Mohmand tribe

Languages
- Pashto

Religion
- Sunni Islam

= Mohmand =

Pashtun tribe

The Mohmand (مومند) or Momand is a prominent tribe of Pashtun people belonging to the Ghoryakhel tribe of Sarbani Branch.

==Distribution==
They are based primarily in the Mohmand territory, which is located in Nangarhar, Afghanistan and Mohmand Agency, in Pakistan. Momonds are in every province of Afghanistan, their areas of presence include Nangarhar, Ghazni, Kandahar, Kunar, Logar and Kunduz. Mohmands are In Khyber Pakhtunkhwa Pakistan, they predominantly reside in the Mohmand Agency (formerly part of the Tribal Areas), with others later settle area in Charsadda, Mardan and Peshawar District.
Momands are living southside in Peshawar called (Koz Momand) in Pashto mean Lower Momand. as every historian or writer mentioned in their book, that these two Momand are the same Momand and same Shajarah Nasab, or Family Tree.

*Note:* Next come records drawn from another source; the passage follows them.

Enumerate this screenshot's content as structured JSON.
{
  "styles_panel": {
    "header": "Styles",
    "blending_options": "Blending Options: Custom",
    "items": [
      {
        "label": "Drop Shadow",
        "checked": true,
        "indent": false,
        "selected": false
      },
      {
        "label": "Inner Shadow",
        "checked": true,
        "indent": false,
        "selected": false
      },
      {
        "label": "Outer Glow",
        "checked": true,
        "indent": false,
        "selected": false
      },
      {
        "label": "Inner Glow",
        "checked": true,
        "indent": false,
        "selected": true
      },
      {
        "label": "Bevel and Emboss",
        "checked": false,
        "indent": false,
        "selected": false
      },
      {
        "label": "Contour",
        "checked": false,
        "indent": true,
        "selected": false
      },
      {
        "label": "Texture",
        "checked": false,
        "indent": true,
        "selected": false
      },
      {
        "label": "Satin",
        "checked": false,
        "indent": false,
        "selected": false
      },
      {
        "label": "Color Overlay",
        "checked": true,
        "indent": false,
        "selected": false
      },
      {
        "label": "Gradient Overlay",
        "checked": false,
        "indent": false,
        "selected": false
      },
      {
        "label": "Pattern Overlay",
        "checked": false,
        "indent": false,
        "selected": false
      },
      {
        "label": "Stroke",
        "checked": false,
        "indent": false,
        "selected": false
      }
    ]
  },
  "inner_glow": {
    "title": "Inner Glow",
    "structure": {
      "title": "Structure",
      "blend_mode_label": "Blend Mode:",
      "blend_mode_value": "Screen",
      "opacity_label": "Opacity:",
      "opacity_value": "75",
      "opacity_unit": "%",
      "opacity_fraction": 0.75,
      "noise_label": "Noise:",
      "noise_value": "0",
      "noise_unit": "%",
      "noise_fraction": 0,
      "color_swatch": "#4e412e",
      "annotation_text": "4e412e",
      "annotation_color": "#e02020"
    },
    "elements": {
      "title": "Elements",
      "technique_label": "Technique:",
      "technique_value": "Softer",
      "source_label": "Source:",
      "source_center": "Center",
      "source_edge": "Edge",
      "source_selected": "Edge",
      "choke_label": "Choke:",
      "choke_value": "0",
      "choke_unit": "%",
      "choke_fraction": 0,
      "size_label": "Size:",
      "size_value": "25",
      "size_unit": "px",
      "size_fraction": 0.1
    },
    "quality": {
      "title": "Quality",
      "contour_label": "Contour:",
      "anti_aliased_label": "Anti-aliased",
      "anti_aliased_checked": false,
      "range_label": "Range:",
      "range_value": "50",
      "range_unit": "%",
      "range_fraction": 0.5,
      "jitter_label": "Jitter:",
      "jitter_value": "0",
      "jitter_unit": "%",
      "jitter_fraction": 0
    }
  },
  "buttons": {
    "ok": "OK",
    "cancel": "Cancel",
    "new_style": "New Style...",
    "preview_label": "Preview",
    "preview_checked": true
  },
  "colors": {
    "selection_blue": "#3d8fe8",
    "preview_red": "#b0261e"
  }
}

Peshawar Momands has so many villages, from Badaber, Mashokhel, Hassankhel, Masrizai, Bazidkhel, etc.

== History ==
The Mohmand Ghoryakhel originally lived in the present-day Mohmand region, as well as in areas of Kandahar, Ghazni, Ghor, and between the basins of the Tarnak, Oxus and Indus rivers, along the present Afghanistan-Pakistan border.

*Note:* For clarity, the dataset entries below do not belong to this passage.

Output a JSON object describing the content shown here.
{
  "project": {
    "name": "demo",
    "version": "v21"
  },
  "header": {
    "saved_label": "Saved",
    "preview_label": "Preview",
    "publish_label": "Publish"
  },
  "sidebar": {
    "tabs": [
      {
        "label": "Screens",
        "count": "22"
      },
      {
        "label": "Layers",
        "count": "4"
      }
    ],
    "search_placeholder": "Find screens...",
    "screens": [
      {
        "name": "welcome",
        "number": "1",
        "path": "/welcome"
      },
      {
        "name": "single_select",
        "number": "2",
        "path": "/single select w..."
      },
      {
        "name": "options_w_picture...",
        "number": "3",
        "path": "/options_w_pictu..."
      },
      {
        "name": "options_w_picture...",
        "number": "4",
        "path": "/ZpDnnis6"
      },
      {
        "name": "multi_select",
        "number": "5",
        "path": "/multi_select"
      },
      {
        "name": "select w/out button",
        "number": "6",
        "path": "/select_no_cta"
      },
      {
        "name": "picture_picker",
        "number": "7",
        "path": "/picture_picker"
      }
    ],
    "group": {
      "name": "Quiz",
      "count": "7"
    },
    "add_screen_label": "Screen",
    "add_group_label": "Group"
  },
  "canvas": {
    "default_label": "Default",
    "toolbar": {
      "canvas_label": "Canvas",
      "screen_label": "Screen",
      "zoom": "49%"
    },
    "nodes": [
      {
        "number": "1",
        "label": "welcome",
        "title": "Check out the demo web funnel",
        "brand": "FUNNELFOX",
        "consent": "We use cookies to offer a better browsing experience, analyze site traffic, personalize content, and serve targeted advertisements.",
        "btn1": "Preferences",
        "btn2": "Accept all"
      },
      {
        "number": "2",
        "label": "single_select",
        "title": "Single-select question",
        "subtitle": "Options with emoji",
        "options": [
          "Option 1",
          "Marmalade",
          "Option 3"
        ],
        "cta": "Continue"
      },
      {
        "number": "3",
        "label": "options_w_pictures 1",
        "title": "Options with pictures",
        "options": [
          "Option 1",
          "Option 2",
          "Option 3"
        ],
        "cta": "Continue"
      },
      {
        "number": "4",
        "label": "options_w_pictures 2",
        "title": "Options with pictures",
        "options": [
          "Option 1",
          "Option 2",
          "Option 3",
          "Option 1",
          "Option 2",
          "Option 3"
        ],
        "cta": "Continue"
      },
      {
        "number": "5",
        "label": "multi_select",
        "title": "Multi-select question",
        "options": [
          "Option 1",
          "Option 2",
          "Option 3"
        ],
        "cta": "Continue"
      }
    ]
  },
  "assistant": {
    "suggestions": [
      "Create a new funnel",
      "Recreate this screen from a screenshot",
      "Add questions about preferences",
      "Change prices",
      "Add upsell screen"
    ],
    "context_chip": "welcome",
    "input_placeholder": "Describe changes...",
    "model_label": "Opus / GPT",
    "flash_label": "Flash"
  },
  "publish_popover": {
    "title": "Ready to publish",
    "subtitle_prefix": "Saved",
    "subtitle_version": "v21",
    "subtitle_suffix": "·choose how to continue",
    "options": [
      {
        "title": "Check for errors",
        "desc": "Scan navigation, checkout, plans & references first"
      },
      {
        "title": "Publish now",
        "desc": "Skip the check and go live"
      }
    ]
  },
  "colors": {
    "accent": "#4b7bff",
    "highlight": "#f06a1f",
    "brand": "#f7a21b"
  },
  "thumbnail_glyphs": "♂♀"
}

Ghoryakhel consists of tribes descended by the son of Kand, son of Kharshbun, son of Sarban, and son of Qais Abdur Rashid, They originally lived in Ghwara Marghay, Arghistan, Kandahar, and are now mostly found in Ghazni, Nangarhar, Logar, Ghor, Kabul, Kunar, Paktia, Kunduz, Zabul and Herat. Ghoryakhel had four sons: Chamkani, Daulatyar, Khalil, and Zeerani. Daulatyar had two sons, Mohmands or Momands and Daudzai.

The Mohmand are historically known for resisting outside forces. From 1672 to 1676, under the leadership of Aimal Khan Mohmand, they rebelled and fought deadly wars against the Mughal Army. The Momands had many battles with the British Empire in multiple wars, including taking part in the 1897 Frontier Revolt, alongside other rebellions across Pashtunistan, for Afghan Independence in the 1919 Anglo-Afghan War and they also fought independently in the 1935 Mohmand Campaign. Additionally, the Mohmand people resisted other invaders of Afghanistan, such as during the Soviet–Afghan War as well as the American War in Afghanistan including against Pakistan Security Forces.

In May 2018, Mohmand tribal elders condemned the merger of the Federally Administered Tribal Areas with Khyber Pakhtunkhwa and expressed support for the creation of a separate province, Qabailistan.

== Notables==
- Rahman Baba Abdur Rahmān Mohmand (1632–1706) (Pashto: عبدالرحمان بابا), or Rahmān Bābā (Pashto: رحمان بابا), was a renowned Pashtun Sufi Dervish and poet.
- Abdul Hamid Baba Abdul Hamid Mohmand ( –1732) (Pashto: عبدالحميد ماشو گگر), or Abdul Hamid (Pashto: عبدالحميد ), was a Pashtun poet and a Sufi figure.
- Aimal Khan Mohmand, Afghan warrior ruler who fought in the Afghan-Mughal Wars of the 17th Century against Emperor Aurangzeb
- Qalandar Momand, Pashto scholar, poet, critic, short story writer, journalist, linguist, lexicographer and academic.
- Mohammad Gul Khan Momand, Afghan Army Officer during the 1919 Anglo-Afghan War
- Abdul Ahad Momand, the first Afghan and the fourth Muslim to reach outer space.
- Rustam Shah Mohmand, former Chief Secretary of N.W.F.P, Diplomat, commissioner for Afghan Refugees and ambassador of Pakistan to Afghanistan
- Jamshaid Khan Mohmand, Member of Provincial Assembly of Khyber Pakhtunkhwa
- Imran Khan Mohmand, former ANP and later independent candidate in the Provincial Assembly of Khyber Pakhtunkhwa, martyred in a suicide blast in Shergarh
- Zain Khan Sirhindi (Mohmand), made Governor (Subahdar) of Sirhind province, India by Ahmad Shah Durrani (Abdali).